Tuesday, June 22, 2004

Bringing Back the Rock


This weekend I got a well-deserved email from a close friend and dear reader chastising me (quite deservedly) for the completely non-rock content of Steady Mobbin’. As he so eloquently said himself:

rock n' roll was there for you when you were young and rock n' roll will be there when you're old. rock n' roll made you what you are toady and it can break you in four-beats time. I suggest you pay due to rock n' roll before it thinks you take it for granted and leaves you for good.

My only excuse is that I haven’t been going to many rock shows or buying many CDs ever since I started this site, but those excuses need excuses themselves. So, in an effort to get my life straight, here’s my first half-rockin’ collection of rock n roll tidbits.

-Lollapalooza 2004 has been cancelled. The press release is great, you can really feel Perry and Company trying to lay the guilt on us, the consumers, for not jumping all over this present they had prepared for us. While the lineup was spectacular, especially considering it had featured New York’s only dose of the Pixies regrouping, nothing short of a real Eastcoast Coachella could make me want to spend two days at a music festival. Here’s hoping the Pixies come over soon.

-Interpol has finished their second record (“Antics”!) and now all we have to do is wait until September 28th to get it. (Check their site for details and track listings. Nice names, but where are Obstacle 3 and Obstacle 4?) Don’t get me started on how much I dig Turn on the Bright Lights (props to Pitchforkmedia for making it their Best Album of 2002). It’s my number one favorite middle of the night record (I can’t imagine what it’s like to listen to during the day.) Along with Fever to Tell and Original Pirate Material, it’s one of the records that I keep reaching into my ipod for while I haven’t even listened to the new Wilco all the way through more than once, let alone the Secret Machines record (which I really only got because I dig that song of theirs that sounds like the Flaming Lips/Chemical Brothers song “The Golden Path” except a whole lot louder). You know how first the Backstreet Boys were all popular, and N*Sync seemed like lame copies, but then the Backstreet Boys fell off and N*Sync took over? And how, at first, Ricky Martin was el caca, and Enrique Iglesias was nothing, then Ricky went bust and now Enrique is the guy? That’s how I feel it’s going to be with the Strokes (whose teat I never quite took to anyway) and Interpol. I’m expecting that soon the kids will be saying “Room on Fire, what? Antics, all right!”
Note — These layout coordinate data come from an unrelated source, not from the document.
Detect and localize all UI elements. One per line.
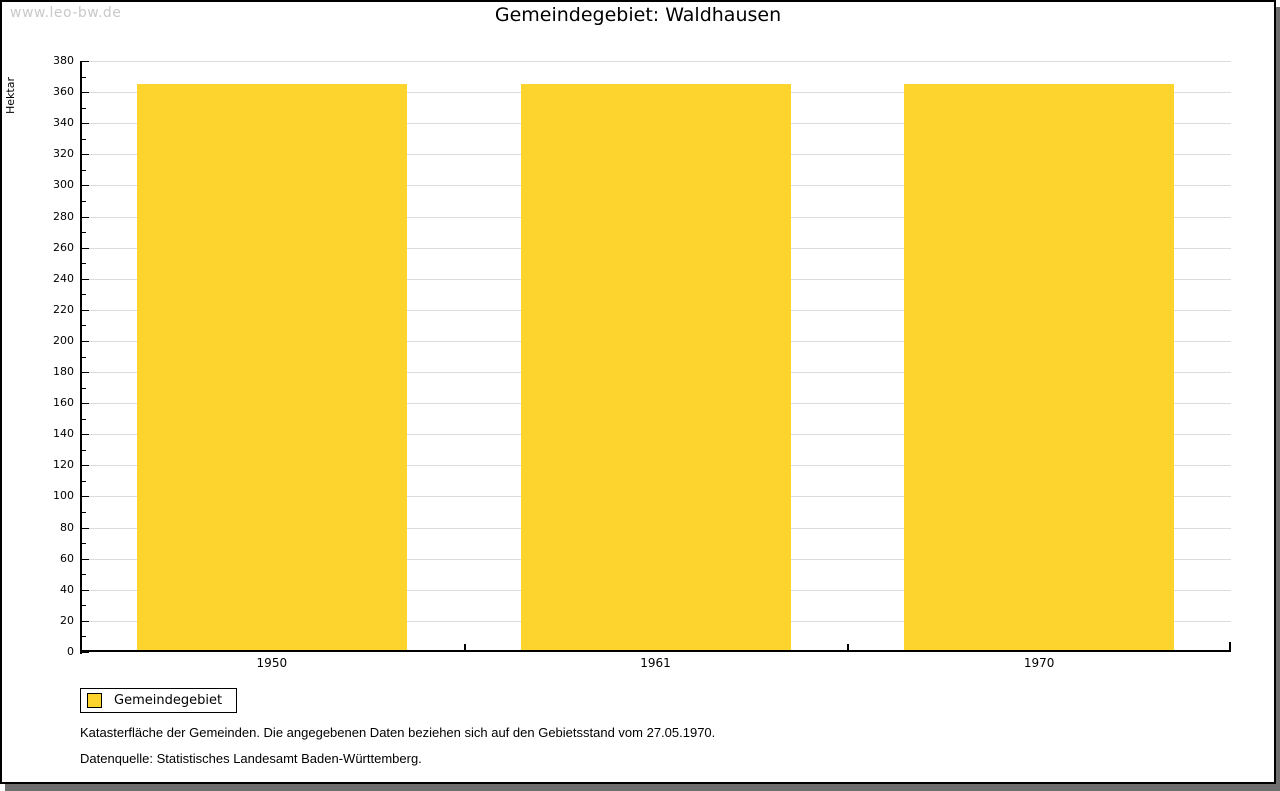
- y-minor-tick: [82, 543, 86, 545]
- x-tick: [847, 644, 849, 650]
- legend-swatch: [87, 693, 102, 708]
- y-tick: [82, 154, 89, 156]
- y-tick-label: 380: [53, 54, 74, 67]
- y-tick-label: 280: [53, 209, 74, 223]
- y-minor-tick: [82, 263, 86, 265]
- legend: Gemeindegebiet: [80, 688, 238, 713]
- y-tick-label: 140: [53, 427, 74, 441]
- y-minor-tick: [82, 480, 86, 482]
- y-minor-tick: [82, 512, 86, 514]
- y-tick-label: 220: [53, 302, 74, 316]
- y-minor-tick: [82, 605, 86, 607]
- y-minor-tick: [82, 169, 86, 171]
- y-minor-tick: [82, 325, 86, 327]
- y-tick-label: 60: [60, 551, 74, 565]
- y-tick: [82, 372, 89, 374]
- y-minor-tick: [82, 232, 86, 234]
- plot-area: 0 20 40 60 80 100 120 140 160 180 200 220 240 260 280 3…: [53, 54, 1231, 670]
- y-tick-label: 20: [60, 613, 74, 627]
- y-tick: [82, 496, 89, 498]
- y-tick: [82, 278, 89, 280]
- y-tick: [82, 92, 89, 94]
- y-tick-label: 340: [53, 116, 74, 130]
- y-tick-label: 100: [53, 489, 74, 503]
- bar: [520, 84, 791, 652]
- y-tick: [82, 558, 89, 560]
- x-axis-line: [80, 650, 1231, 652]
- y-tick-label: 80: [60, 520, 74, 534]
- y-tick: [82, 340, 89, 342]
- watermark: www.leo-bw.de: [10, 5, 122, 21]
- y-tick: [82, 309, 89, 311]
- x-tick-label: 1950: [256, 656, 288, 670]
- bar: [904, 84, 1175, 652]
- y-tick-label: 120: [53, 458, 74, 472]
- y-tick: [82, 403, 89, 405]
- y-tick-label: 160: [53, 396, 74, 410]
- footnote-data-source: Datenquelle: Statistisches Landesamt Bad…: [80, 751, 422, 766]
- y-tick-label: 200: [53, 333, 74, 347]
- y-tick-label: 40: [60, 582, 74, 596]
- y-tick: [82, 465, 89, 467]
- y-tick-label: 300: [53, 178, 74, 192]
- x-tick-label: 1961: [640, 656, 671, 670]
- y-minor-tick: [82, 387, 86, 389]
- y-minor-tick: [82, 574, 86, 576]
- y-tick-label: 240: [53, 271, 74, 285]
- y-minor-tick: [82, 200, 86, 202]
- x-axis-end-tick: [1229, 642, 1231, 650]
- y-tick-label: 320: [53, 147, 74, 161]
- y-tick: [82, 620, 89, 622]
- y-tick-label: 180: [53, 365, 74, 379]
- gridline: [80, 61, 1231, 62]
- y-tick: [82, 527, 89, 529]
- y-minor-tick: [82, 356, 86, 358]
- bar: [136, 84, 407, 652]
- y-minor-tick: [82, 138, 86, 140]
- y-tick-label: 360: [53, 85, 74, 99]
- y-tick-label: 260: [53, 240, 74, 254]
- y-minor-tick: [82, 449, 86, 451]
- y-axis-label: Hektar: [4, 77, 17, 114]
- chart-title: Gemeindegebiet: Waldhausen: [494, 4, 782, 26]
- y-axis-line: [80, 61, 82, 654]
- y-tick: [82, 185, 89, 187]
- y-minor-tick: [82, 418, 86, 420]
- y-tick: [82, 434, 89, 436]
- y-tick: [82, 61, 89, 62]
- y-minor-tick: [82, 76, 86, 78]
- y-tick: [82, 123, 89, 125]
- legend-label: Gemeindegebiet: [114, 692, 223, 708]
- y-tick-label: 0: [67, 645, 74, 658]
- x-tick-label: 1970: [1023, 656, 1055, 670]
- footnote-source-note: Katasterfläche der Gemeinden. Die angege…: [80, 725, 716, 740]
- x-tick: [464, 644, 466, 650]
- y-minor-tick: [82, 294, 86, 296]
- y-minor-tick: [82, 107, 86, 109]
- y-minor-tick: [82, 636, 86, 638]
- y-tick: [82, 589, 89, 591]
- y-tick: [82, 247, 89, 249]
- y-tick: [82, 652, 89, 653]
- y-tick: [82, 216, 89, 218]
-What if someone made a record called “Yankee Hotel Cockrock”? That’d be hilarious.

-Saturday I got tickets for the Streets in a week. I wasn’t able to get tickets to the Hives, which is too bad, because I had a whole post already planned in my head where I’d be all like “2002 nostalgia gripped Irving Plaza last night when a sell-out crowd turned out to pay tribute to the Swedish Invasion that drove us all wild so long ago.” Apparently 2002 nostalgia has already gripped New York a little too hard.

-Actually, I might have a concert review tomorrow night if I decide to brave the line at Mercury Lounge to see the Killers (should be killer . . . I mean, crazy). Is there even time to get the jump on this Killers thing, or are they already all Franz Ferdinanded out?

3 comments:

Anonymous said...

Coachella was, of course, amazing. The Pixies rocked.

Anonymous said...

Woodstock was also awesome. Woooh!!!

Cindy Bean said...

that girl on the left, in the picture - she's hottt!